Pisa, Trump et Ferry (dans le désordre)

ferryIl est parfois intéressant de partir un peu à l’aventure dans l’actualité. Cela permet d’établir quelques liens qui ne sont pas toujours évidents à première vue.

Ainsi, la dernière enquête PISA (2015) vient de sortir. En France, globalement, la situation semble s’être stabilisée, c’est-à-dire qu’elle ne se dégrade plus, c’est déjà un progrès à priori !

Pourtant, il suffit de lire les quelques analyses menées à chaud pour se rendre compte qu’au contraire, il est malvenu de se réjouire. Notre système scolaire est de plus en plus marqué par les inégalités de réussite scolaire. “La France apparait donc comme le pays des inégalités avec un système éducatif qui éclate en deux pôles qui augmentent chacun aux deux extrêmes” écrit le Café pédagogique.

Et ces deux pôles sont fortement corrélés à l’origine sociale. Ainsi, en fonction de la réussite scolaire des parents ou de leur lieu de naissance, on peut prévoir avec une bonne certitude les résultats scolaires d’un nouveau-né !  La France est championne du monde dans cette “catégorie” (en tous cas des 72 pays testés).

On est totalement à l’inverse de la promesse républicaine.

Les élèves français qui ont participé à cette enquête appartiennent à une génération qui a subi les effets de 10 ans d’une politique qui, entre 2002 et 2012, et en particulier sous l’autorité de Nicolas Sarkozy et de François Fillon, a  piloté l'éducation par les restrictions budgétaires et une idéologie réactionnaire :

- les programmes de 2008 entre le CE2 et le CM2 fondés sur une idéologie rétrograde ;

- semaine de 4 jours à l’école quatre et six heures par jour à un rythme inadapté aux apprentissages ;

- élèves de plus en plus nombreux dans leurs classes au fur et à mesure de leur scolarité, puisque 80 000 postes d'enseignants ont été supprimés entre 2007 et 2012. (voir le communiqué de presse de la fédération SGEN).

Des résultats qui sont le fruit d’une politique scolaire au service d’une seule moitié de la population

Une autre info est à mettre en relation avec cela : l’analyse des votes en Autriche lors de la présidentielle du week-end dernier (voir ici dans Le Monde).
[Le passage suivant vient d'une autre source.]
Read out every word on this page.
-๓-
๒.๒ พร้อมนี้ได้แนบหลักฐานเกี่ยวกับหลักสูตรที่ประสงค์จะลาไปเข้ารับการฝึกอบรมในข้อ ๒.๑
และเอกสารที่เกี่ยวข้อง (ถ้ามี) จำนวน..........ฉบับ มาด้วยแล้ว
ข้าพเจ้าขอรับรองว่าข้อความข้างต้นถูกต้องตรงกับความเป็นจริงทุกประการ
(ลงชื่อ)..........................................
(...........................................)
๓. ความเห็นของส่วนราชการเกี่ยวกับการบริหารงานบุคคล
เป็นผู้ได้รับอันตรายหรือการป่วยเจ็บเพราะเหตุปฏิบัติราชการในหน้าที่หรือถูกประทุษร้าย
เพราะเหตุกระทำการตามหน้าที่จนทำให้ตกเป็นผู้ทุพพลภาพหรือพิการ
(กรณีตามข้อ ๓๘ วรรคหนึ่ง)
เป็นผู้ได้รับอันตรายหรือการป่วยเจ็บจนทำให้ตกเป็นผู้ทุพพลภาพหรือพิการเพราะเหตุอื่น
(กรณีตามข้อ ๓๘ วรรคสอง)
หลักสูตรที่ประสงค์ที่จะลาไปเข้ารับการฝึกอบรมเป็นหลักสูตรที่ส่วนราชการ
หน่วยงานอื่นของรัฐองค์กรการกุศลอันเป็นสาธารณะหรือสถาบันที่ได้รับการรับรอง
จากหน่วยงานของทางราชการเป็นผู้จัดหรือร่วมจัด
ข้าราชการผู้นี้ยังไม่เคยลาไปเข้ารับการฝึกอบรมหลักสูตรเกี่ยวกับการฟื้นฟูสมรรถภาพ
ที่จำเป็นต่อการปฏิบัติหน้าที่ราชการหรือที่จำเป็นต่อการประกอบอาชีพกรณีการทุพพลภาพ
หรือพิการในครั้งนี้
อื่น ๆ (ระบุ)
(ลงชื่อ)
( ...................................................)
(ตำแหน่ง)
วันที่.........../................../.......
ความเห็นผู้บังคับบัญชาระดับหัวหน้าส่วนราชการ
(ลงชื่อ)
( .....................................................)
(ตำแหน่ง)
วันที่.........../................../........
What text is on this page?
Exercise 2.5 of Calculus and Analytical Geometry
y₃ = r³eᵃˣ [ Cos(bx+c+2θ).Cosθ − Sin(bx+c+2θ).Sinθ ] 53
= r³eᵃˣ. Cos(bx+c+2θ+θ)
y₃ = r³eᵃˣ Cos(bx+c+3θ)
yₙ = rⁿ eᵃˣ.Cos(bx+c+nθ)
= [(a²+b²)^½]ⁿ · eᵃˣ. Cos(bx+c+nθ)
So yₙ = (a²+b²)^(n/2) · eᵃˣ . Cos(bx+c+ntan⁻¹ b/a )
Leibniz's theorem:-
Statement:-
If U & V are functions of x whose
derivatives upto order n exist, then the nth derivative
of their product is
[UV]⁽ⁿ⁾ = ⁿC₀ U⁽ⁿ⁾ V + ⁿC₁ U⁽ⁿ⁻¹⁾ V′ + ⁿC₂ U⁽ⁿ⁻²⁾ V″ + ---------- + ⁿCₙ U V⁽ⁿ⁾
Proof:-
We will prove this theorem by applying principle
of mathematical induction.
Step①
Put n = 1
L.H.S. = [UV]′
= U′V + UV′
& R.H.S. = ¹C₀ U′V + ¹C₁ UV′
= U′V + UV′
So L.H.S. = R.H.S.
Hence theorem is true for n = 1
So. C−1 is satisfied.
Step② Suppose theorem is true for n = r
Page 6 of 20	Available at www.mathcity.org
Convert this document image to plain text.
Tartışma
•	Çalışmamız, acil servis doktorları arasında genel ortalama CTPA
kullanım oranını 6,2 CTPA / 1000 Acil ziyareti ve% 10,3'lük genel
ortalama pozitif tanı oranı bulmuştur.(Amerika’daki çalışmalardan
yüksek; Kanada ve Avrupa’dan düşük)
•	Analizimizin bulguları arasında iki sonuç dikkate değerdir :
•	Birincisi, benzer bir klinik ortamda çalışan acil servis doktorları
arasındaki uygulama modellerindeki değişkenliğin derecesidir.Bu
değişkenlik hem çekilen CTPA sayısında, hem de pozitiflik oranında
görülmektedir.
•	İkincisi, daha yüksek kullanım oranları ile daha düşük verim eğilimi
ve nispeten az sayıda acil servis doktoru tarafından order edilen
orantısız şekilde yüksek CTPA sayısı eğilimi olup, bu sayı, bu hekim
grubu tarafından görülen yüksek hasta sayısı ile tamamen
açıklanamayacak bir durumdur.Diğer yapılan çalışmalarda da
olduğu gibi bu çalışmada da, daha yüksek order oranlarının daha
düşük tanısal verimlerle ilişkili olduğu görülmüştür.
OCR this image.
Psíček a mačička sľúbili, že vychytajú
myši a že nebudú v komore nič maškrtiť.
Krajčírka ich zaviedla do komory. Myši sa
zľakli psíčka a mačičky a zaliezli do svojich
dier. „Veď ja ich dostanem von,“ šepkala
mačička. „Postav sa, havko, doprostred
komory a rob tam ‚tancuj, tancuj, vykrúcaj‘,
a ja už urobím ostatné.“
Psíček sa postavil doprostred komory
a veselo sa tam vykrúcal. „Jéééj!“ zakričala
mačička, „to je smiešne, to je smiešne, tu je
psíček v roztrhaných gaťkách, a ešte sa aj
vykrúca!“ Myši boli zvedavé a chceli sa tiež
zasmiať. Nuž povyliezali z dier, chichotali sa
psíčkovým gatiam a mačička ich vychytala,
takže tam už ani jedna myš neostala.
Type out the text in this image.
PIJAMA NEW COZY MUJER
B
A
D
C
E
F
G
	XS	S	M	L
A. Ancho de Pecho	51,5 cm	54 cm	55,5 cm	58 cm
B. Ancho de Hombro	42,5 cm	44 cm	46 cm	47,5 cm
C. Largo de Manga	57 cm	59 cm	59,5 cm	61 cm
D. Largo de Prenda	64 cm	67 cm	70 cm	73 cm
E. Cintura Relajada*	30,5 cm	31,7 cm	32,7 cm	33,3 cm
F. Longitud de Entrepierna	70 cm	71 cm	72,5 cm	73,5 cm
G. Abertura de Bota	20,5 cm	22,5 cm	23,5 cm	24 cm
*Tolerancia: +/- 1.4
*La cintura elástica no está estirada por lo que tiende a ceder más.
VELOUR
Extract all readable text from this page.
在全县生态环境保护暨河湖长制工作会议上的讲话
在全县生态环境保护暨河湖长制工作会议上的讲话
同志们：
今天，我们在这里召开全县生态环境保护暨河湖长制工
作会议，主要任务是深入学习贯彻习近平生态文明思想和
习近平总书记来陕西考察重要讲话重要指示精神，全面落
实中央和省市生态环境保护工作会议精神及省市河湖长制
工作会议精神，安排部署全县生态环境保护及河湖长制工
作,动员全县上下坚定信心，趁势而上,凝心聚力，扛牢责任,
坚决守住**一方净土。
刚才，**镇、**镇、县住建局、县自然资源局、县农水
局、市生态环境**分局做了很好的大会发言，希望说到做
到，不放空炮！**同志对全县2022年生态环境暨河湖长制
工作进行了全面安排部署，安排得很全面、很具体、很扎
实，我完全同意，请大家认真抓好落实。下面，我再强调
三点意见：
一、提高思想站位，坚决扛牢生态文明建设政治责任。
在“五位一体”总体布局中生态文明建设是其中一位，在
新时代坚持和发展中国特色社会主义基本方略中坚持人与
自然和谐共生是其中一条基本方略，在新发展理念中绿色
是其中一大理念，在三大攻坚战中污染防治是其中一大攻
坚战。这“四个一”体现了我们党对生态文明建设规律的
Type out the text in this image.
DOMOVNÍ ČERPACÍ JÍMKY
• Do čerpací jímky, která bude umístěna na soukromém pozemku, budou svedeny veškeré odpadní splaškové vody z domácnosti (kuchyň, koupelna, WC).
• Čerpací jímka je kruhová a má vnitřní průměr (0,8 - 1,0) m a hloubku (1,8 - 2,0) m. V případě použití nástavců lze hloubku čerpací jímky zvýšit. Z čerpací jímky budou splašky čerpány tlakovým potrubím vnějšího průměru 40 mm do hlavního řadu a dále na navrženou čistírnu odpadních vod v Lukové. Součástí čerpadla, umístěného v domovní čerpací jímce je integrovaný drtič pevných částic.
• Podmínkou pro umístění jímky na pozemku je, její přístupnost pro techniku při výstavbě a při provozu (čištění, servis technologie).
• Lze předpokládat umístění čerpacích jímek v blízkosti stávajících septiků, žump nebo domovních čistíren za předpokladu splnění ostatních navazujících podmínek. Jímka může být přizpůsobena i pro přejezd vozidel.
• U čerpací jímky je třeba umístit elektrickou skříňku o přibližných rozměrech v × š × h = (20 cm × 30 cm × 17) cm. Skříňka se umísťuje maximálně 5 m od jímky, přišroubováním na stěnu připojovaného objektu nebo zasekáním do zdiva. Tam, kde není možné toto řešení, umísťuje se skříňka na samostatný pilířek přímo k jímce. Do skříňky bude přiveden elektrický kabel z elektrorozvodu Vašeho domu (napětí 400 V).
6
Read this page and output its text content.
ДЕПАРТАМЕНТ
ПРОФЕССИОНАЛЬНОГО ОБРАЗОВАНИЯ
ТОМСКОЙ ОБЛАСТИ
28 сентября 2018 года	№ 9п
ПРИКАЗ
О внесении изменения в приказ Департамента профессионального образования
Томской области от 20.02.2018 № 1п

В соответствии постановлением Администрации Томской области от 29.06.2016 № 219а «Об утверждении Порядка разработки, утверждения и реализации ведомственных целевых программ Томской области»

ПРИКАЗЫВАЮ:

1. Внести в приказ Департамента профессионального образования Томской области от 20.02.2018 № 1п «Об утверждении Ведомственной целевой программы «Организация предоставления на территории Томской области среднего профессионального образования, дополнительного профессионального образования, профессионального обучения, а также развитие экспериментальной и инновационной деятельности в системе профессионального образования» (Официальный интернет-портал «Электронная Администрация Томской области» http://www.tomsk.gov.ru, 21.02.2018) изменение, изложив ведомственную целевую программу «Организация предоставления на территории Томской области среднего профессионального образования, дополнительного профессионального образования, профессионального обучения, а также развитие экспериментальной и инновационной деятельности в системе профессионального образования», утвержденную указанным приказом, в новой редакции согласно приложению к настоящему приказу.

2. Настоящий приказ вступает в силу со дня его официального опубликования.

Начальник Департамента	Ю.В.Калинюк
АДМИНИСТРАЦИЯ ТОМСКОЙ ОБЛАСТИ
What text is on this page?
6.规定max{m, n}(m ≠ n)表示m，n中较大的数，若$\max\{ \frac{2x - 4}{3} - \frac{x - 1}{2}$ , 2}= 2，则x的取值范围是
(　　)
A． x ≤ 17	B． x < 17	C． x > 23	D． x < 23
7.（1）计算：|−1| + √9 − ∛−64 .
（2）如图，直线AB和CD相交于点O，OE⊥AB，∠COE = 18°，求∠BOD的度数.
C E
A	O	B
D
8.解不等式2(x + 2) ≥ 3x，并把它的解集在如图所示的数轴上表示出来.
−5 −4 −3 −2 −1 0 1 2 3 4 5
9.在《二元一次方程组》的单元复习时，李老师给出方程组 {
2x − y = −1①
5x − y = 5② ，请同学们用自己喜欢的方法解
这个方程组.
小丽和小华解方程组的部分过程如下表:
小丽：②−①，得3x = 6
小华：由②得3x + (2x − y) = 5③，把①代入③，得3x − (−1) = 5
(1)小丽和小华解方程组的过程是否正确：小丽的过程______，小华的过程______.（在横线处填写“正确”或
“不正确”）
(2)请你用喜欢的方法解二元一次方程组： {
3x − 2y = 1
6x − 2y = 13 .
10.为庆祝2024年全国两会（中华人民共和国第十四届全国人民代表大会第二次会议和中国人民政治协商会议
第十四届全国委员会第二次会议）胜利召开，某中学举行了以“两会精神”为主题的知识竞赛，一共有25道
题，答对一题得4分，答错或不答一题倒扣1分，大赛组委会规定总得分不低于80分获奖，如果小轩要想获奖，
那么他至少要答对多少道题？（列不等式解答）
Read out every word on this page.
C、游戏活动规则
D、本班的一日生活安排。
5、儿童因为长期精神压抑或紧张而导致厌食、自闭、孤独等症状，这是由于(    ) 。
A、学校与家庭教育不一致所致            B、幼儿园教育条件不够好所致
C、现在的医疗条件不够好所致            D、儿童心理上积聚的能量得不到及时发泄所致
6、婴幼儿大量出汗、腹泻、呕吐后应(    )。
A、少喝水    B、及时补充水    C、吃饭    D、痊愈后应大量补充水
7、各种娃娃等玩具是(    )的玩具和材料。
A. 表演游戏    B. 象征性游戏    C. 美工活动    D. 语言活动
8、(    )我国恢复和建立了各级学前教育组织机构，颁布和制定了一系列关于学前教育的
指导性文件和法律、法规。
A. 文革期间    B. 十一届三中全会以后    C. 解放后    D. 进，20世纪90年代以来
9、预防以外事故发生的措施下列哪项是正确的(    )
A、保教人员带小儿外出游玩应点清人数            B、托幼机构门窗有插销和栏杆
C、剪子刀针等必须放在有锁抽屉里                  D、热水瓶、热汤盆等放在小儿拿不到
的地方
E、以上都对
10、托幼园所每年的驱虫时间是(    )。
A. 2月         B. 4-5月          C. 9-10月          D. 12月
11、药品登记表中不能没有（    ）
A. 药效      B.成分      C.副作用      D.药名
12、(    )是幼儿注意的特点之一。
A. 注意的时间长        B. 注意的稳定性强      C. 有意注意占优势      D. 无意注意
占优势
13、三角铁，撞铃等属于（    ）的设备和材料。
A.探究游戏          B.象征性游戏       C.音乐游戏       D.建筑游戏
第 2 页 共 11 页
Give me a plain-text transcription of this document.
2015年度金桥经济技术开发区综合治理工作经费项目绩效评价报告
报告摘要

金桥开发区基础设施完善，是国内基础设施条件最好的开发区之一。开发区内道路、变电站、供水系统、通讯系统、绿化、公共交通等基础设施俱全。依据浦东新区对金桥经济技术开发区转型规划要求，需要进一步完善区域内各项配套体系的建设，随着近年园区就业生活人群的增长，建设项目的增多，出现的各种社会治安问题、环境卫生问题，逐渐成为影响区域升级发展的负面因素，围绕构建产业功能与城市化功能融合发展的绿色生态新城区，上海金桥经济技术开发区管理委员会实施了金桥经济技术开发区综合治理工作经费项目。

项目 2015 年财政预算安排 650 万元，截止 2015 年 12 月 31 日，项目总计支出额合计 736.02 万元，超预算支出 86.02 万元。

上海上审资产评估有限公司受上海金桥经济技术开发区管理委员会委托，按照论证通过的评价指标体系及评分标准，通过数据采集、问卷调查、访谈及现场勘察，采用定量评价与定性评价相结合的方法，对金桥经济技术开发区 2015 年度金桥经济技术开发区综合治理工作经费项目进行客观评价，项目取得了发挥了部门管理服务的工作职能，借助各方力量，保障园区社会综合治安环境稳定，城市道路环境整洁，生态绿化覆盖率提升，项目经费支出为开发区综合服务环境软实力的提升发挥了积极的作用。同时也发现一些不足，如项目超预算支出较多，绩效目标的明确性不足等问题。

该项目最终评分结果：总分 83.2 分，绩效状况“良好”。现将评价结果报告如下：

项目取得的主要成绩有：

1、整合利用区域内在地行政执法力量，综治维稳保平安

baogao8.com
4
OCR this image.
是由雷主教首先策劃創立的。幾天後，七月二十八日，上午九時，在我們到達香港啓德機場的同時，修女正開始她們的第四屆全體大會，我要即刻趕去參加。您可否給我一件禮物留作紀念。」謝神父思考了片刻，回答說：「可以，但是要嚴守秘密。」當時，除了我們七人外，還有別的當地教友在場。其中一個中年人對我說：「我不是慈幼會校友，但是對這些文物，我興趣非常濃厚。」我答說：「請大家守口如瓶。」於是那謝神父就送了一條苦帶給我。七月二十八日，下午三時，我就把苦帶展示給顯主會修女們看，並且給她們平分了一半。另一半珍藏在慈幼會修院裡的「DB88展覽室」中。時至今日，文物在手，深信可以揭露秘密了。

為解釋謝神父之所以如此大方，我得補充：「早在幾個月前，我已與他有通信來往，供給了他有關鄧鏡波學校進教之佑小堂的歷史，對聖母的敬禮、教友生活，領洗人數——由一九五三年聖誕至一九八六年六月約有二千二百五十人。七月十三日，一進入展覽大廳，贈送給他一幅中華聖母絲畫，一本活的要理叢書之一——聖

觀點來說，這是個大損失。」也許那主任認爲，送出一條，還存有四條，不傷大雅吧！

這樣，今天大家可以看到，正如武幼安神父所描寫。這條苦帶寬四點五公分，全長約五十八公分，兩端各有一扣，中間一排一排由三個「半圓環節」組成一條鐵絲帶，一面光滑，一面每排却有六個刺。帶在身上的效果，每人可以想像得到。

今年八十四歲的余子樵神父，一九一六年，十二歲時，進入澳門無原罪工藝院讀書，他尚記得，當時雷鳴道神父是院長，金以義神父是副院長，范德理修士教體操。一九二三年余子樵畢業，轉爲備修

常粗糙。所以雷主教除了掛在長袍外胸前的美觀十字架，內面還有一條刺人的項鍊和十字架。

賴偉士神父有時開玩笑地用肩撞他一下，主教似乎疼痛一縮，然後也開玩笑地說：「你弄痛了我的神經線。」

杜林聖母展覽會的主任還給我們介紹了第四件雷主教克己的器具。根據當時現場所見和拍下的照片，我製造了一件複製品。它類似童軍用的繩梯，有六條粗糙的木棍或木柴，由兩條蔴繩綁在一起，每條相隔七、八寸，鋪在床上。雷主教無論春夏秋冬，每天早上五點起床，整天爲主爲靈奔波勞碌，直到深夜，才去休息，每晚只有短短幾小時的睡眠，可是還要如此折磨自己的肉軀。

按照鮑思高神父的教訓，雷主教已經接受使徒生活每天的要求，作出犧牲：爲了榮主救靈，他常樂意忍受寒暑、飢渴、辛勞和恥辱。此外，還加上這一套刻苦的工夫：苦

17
Parmi d’autres, la différence de niveau d’étude est un marqueur fort du vote. Les moins diplômés sont plus enclins à voter pour l’extrême-droite. On retrouve des chiffres qui vont dans le même sens pour l’élection de Trump aux Etats-Unis (voir ici) et pour le Brexit.

Bien évidemment, le niveau de diplôme n’est pas la seule explication de la montée du vote populiste. Cependant l’Ecole a un rôle essentiel à jouer dans le maintien de la démocratie dans nos sociétés. Les gouvernants des débuts de la IIIème République l’avaient bien compris, quand ils ont imposé l’école obligatoire, gratuite et laïque dès les années 1880 : des citoyens conscients de leur intérêt et responsables sont des citoyens éduqués.

Si la France veut échapper aux tentations des extrêmes, elle doit offrir un avenir à ses enfants et ne pas en rejeter une partie, les “mauvais élèves”.

Le sentiment d’exclusion sociale commence à l’école et se poursuit quand ses propres enfants n’ont pas les mêmes chances que d’autres. La politique proposée par la droite aujourd’hui dans son programme scolaire (suppressions de postes, orientation précoce, rejet de la réflexion pédagogique, stigmatisation de l’élève en difficultés) met en danger, à terme, l’assise sociale de notre démocratie.